Obama: In Some Neighborhoods It’s Easier To Buy A Handgun Than A Fresh Vegetable

The Associated Press
The Associated Press

During an event in South Carolina, President Obama told students that he was disappointed that Congress refused to pass gun restrictions after the Sandy Hook elementary massacre.

“I’ll be honest with you, I thought that after what happened at Sandy Hook, that that would make us think about [it],” he said during a town hall event at Benedict College.

Obama said that one of the hardest days of his presidency was talking to the parents of children who were “gunned down in their own classroom.”

“You would have thought at that point, that’s gotta be enough of a motivator for us to want to do something about this,” he said with disbelief. “And we couldn’t get it done.”

He explained that he was still trying to do what he could to “crack down” on the availability of guns, but that it was difficult.

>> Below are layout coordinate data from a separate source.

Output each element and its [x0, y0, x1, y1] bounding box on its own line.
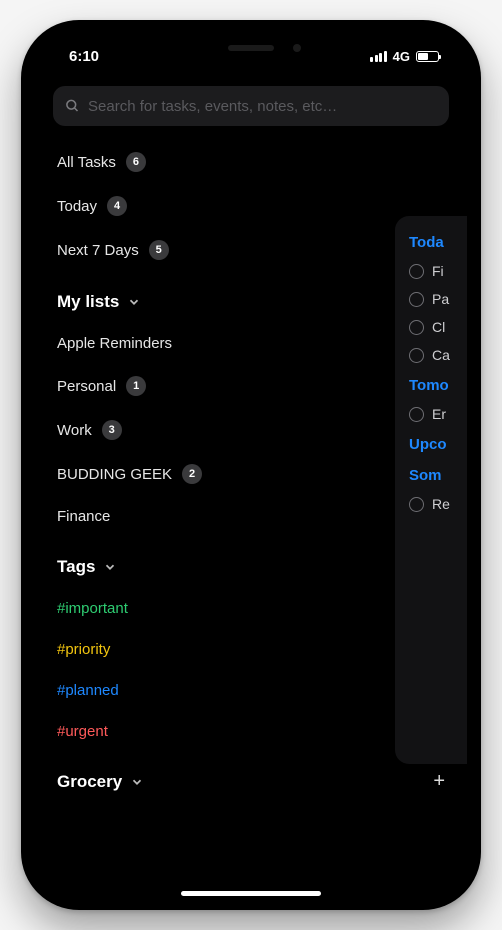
peek-task[interactable]: Cl [409, 319, 467, 335]
list-label: Finance [57, 508, 110, 525]
radio-icon[interactable] [409, 320, 424, 335]
peek-panel[interactable]: Toda Fi Pa Cl Ca Tomo Er Upco Som Re [395, 216, 467, 764]
chevron-down-icon [130, 775, 144, 789]
tag-label: #important [57, 600, 128, 617]
radio-icon[interactable] [409, 264, 424, 279]
screen: 6:10 4G All Tasks 6 Today 4 Next 7 Days [35, 34, 467, 896]
peek-task-label: Fi [432, 263, 444, 279]
peek-task-label: Re [432, 496, 450, 512]
count-badge: 2 [182, 464, 202, 484]
peek-task[interactable]: Re [409, 496, 467, 512]
add-grocery-button[interactable]: + [433, 770, 445, 793]
count-badge: 6 [126, 152, 146, 172]
section-title-label: Grocery [57, 772, 122, 792]
peek-header: Tomo [409, 377, 467, 394]
peek-header: Toda [409, 234, 467, 251]
list-label: Apple Reminders [57, 335, 172, 352]
search-bar[interactable] [53, 86, 449, 126]
radio-icon[interactable] [409, 292, 424, 307]
count-badge: 3 [102, 420, 122, 440]
peek-task-label: Cl [432, 319, 445, 335]
section-title-label: My lists [57, 292, 119, 312]
content: All Tasks 6 Today 4 Next 7 Days 5 My lis… [35, 86, 467, 896]
signal-icon [370, 51, 387, 62]
radio-icon[interactable] [409, 497, 424, 512]
tag-label: #planned [57, 682, 119, 699]
peek-header: Upco [409, 436, 467, 453]
peek-header: Som [409, 467, 467, 484]
radio-icon[interactable] [409, 348, 424, 363]
section-title-label: Tags [57, 557, 95, 577]
search-input[interactable] [88, 98, 437, 115]
peek-task[interactable]: Fi [409, 263, 467, 279]
list-label: Work [57, 422, 92, 439]
nav-label: All Tasks [57, 154, 116, 171]
peek-task-label: Pa [432, 291, 449, 307]
list-label: BUDDING GEEK [57, 466, 172, 483]
search-icon [65, 98, 80, 114]
list-label: Personal [57, 378, 116, 395]
peek-task[interactable]: Er [409, 406, 467, 422]
notch [161, 34, 341, 62]
nav-all-tasks[interactable]: All Tasks 6 [35, 140, 467, 184]
peek-task-label: Er [432, 406, 446, 422]
tag-label: #urgent [57, 723, 108, 740]
battery-icon [416, 51, 439, 62]
count-badge: 5 [149, 240, 169, 260]
radio-icon[interactable] [409, 407, 424, 422]
chevron-down-icon [127, 295, 141, 309]
count-badge: 1 [126, 376, 146, 396]
peek-task[interactable]: Pa [409, 291, 467, 307]
home-indicator[interactable] [181, 891, 321, 896]
status-right: 4G [370, 49, 439, 64]
phone-frame: 6:10 4G All Tasks 6 Today 4 Next 7 Days [21, 20, 481, 910]
network-label: 4G [393, 49, 410, 64]
tag-label: #priority [57, 641, 110, 658]
status-time: 6:10 [69, 48, 99, 65]
peek-task[interactable]: Ca [409, 347, 467, 363]
peek-task-label: Ca [432, 347, 450, 363]
chevron-down-icon [103, 560, 117, 574]
nav-label: Next 7 Days [57, 242, 139, 259]
count-badge: 4 [107, 196, 127, 216]
nav-label: Today [57, 198, 97, 215]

In some neighborhoods, he said, it was “easier for you to buy a firearm than it is to buy a book.”

“There are neighborhoods that it’s easier for you to buy a handgun and clips than it is to for you to buy a fresh vegetable,” he said. “As long as that’s the case than we’re going to continue to see unnecessary violence.”

Obama complained that in some places, political figures were trying to loosen gun restrictions.

“In fact, in some places it goes the opposite direction,” he said. “People just say well we should have firearms in Kindergarten and we should have machine guns in bars, and you think I’m exaggerating – I mean you look at some of these laws that come up.”